5. When doing the ChIP test, be sure to do a good job of positive antibody and negative antibody control. Positive antibodies usually select antibodies to relatively conservative proteins that combine with known sequences, and commonly used include histone antibodies or RNA polymerase II antibodies. The negative antibody usually selects the IgG or serum of the target protein antibody host. Objective To draw a correct conclusion by comparing the results of protein antibody with those of positive antibody and negative antibody.
6. In addition, it is necessary to consider the possibility of non-specific binding between the target protein antibody and DNA, and select the DNA sequence that the target protein will not bind to design a pair of primers as the negative control of the antibody. The best negative control primer is a sequence upstream of the target sequence that cannot bind to the target protein.
7. For antibodies to new target proteins, protein immunoprecipitation can be performed first. If the antibody can successfully precipitate the protein, then carry out the chromatin immunoprecipitation test.
*1 The residual soil will be with the precipitation and have an effect on the results.
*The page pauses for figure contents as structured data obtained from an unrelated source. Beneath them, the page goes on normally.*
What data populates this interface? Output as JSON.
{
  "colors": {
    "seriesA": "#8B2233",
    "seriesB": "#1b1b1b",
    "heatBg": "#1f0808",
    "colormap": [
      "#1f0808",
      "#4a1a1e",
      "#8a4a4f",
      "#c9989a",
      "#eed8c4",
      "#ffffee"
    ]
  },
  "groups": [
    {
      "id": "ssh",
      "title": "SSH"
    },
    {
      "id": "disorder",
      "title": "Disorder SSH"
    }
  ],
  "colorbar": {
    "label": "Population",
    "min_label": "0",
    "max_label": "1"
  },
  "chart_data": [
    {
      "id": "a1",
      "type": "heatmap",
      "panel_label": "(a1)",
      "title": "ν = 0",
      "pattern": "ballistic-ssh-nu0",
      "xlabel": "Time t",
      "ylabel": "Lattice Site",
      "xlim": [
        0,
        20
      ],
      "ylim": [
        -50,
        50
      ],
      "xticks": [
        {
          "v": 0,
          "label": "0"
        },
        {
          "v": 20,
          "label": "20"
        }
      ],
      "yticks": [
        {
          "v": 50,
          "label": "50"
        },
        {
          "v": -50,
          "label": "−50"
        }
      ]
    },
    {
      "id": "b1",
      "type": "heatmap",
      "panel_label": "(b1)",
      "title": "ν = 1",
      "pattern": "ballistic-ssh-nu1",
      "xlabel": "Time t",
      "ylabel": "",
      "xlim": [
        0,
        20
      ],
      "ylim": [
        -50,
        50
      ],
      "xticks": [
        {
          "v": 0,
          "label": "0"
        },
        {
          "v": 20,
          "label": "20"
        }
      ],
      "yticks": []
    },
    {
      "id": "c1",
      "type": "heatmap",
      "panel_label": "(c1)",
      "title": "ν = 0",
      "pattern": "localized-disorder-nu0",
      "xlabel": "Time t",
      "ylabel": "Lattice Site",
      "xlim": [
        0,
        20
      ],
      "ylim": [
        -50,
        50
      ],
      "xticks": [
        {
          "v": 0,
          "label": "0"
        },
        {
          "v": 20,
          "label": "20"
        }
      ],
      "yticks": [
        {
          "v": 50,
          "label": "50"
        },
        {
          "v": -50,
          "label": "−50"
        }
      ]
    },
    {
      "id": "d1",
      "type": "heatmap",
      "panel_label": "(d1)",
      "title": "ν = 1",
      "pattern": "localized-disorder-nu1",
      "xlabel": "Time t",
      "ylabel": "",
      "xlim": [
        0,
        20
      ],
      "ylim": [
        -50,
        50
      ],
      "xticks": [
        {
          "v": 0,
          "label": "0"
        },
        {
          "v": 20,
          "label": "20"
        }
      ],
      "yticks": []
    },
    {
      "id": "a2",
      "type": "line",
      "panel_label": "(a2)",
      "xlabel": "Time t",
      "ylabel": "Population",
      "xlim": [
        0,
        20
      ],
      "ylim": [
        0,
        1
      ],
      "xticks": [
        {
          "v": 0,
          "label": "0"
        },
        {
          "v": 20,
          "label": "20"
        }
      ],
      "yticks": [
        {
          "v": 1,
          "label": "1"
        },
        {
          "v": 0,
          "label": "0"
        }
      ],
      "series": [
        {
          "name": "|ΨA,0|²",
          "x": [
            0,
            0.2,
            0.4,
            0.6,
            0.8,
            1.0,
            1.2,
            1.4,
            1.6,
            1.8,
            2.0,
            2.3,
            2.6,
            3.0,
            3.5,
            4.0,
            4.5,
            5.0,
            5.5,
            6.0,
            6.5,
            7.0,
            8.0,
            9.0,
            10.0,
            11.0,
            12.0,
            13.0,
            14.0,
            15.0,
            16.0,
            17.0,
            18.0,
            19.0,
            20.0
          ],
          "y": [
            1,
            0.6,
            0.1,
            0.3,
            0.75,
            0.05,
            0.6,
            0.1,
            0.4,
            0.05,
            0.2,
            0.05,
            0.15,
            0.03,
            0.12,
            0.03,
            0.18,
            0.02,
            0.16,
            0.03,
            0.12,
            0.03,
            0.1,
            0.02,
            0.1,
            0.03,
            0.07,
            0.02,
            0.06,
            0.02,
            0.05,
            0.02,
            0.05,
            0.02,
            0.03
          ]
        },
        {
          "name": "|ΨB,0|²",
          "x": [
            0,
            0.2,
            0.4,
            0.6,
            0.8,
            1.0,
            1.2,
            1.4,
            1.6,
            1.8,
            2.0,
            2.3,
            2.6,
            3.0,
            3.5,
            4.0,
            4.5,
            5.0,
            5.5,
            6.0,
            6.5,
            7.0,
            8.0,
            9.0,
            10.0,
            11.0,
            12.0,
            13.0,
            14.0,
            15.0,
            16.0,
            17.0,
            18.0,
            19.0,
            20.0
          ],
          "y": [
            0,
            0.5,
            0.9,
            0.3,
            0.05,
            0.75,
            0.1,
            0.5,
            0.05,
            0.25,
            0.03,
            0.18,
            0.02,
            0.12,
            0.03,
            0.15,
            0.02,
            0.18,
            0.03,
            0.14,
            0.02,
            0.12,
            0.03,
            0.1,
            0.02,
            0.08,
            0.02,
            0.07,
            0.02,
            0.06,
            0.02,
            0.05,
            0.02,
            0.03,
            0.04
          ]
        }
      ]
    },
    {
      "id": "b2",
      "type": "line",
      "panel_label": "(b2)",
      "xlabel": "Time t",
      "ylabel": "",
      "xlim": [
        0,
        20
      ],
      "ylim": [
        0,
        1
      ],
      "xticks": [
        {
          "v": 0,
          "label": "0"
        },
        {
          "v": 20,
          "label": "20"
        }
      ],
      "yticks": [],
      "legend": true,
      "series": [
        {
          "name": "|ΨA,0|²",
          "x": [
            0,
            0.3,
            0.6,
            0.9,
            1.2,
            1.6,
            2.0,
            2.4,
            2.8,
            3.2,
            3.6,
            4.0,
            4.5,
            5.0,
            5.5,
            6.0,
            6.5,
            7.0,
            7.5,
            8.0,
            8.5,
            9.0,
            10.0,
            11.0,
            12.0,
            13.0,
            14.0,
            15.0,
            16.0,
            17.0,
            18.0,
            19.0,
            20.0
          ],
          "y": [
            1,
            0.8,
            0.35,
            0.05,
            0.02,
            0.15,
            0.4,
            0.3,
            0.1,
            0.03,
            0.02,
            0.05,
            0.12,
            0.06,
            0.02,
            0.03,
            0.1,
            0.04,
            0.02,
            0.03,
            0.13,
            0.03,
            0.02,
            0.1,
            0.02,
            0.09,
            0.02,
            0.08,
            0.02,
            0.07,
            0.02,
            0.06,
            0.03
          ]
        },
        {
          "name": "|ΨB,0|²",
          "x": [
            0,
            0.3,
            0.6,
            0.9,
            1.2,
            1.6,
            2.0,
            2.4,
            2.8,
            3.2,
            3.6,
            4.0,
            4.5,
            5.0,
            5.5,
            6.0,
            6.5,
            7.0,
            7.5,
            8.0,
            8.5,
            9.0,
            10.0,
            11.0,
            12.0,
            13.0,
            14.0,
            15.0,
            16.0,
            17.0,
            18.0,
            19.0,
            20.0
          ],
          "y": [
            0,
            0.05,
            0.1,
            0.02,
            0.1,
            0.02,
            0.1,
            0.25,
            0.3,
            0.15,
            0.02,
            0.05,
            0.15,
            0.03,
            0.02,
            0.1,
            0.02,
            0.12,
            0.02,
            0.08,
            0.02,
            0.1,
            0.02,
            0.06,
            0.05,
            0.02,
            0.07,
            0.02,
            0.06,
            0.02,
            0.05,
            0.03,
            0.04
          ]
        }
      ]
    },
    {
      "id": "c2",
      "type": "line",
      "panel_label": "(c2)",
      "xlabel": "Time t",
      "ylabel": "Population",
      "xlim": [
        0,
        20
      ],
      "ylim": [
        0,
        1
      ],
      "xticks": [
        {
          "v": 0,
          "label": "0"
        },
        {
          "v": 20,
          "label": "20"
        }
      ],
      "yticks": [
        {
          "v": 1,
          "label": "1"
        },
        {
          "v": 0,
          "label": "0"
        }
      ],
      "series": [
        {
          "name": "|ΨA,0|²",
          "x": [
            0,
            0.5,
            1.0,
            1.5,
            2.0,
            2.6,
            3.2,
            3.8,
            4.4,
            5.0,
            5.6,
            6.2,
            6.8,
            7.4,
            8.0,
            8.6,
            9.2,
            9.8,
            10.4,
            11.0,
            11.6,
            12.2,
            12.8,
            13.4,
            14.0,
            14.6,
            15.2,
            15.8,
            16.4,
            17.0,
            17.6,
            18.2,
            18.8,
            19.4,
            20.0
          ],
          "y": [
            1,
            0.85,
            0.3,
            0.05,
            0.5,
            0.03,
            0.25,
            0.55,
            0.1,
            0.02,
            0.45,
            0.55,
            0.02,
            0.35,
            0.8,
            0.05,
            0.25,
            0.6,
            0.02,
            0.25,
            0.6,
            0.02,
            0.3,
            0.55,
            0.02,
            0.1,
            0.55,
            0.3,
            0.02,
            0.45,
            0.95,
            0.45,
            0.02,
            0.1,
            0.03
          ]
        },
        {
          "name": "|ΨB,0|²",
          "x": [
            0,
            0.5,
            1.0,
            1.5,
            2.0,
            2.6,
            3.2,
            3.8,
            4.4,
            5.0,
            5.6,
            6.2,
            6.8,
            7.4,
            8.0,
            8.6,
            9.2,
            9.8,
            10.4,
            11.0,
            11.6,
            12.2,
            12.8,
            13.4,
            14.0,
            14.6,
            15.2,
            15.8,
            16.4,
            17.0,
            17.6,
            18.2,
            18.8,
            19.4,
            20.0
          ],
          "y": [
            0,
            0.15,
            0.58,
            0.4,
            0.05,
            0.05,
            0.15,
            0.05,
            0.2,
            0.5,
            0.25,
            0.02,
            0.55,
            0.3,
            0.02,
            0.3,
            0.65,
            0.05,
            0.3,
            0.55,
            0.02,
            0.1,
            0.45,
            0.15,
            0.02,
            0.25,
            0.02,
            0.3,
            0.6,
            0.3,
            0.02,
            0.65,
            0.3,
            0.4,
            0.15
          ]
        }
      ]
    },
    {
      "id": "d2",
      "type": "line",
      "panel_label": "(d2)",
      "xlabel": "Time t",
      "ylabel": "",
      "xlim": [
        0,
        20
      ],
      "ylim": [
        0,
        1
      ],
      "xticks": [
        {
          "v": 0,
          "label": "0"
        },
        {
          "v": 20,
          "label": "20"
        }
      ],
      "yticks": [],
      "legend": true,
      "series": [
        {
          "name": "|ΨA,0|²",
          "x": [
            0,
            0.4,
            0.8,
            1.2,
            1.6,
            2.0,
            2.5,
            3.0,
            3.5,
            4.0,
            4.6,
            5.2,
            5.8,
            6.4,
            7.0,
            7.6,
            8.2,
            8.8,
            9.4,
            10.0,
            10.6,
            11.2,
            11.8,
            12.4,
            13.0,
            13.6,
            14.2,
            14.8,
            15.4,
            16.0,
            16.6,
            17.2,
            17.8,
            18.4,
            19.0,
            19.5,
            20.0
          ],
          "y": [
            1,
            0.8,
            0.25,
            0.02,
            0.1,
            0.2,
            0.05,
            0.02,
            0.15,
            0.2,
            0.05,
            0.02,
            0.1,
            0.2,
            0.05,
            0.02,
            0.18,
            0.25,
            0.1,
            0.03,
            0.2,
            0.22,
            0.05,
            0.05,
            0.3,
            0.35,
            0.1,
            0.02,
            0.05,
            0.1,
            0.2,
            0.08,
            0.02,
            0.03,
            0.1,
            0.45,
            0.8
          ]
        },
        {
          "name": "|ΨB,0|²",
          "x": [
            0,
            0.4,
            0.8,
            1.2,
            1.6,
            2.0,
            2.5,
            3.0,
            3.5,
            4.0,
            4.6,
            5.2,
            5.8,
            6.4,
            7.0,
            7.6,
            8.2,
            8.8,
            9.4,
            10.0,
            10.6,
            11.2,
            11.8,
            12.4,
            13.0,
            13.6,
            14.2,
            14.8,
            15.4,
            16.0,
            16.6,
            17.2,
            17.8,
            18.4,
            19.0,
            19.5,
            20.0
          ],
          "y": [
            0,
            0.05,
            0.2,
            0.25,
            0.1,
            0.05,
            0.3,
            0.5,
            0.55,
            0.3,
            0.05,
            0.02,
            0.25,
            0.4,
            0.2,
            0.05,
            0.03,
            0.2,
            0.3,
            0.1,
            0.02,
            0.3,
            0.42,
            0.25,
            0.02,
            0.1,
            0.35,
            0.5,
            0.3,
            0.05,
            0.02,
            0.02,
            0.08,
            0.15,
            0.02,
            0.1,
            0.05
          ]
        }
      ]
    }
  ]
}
*2 Ultrasound generates a lot of heat, so be careful to keep it cold.
*3 The amount of primary antibody can be referred to the instructions of the antibody. If the dilution ratio for ChIP is not given in the instructions for the antibody, you can refer to the dilution ratio for normal immunoprecipitation. Usually, the amount of primary antibody is 0.5-1μg, but it can be increased to 10μg. You can use no antibody as a negative control or use an unrelated antibody as a negative control, and you can use a solution without cell samples as a blank control.
*4 The promoter region is mostly CG-rich sequences, and its PCR conditions may need to be adjusted accordingly.
*5 The amount of immunoprecipitated DNA is small, so the DNA probe is usually amplified by PCR method before the whole genome is scanned during the study.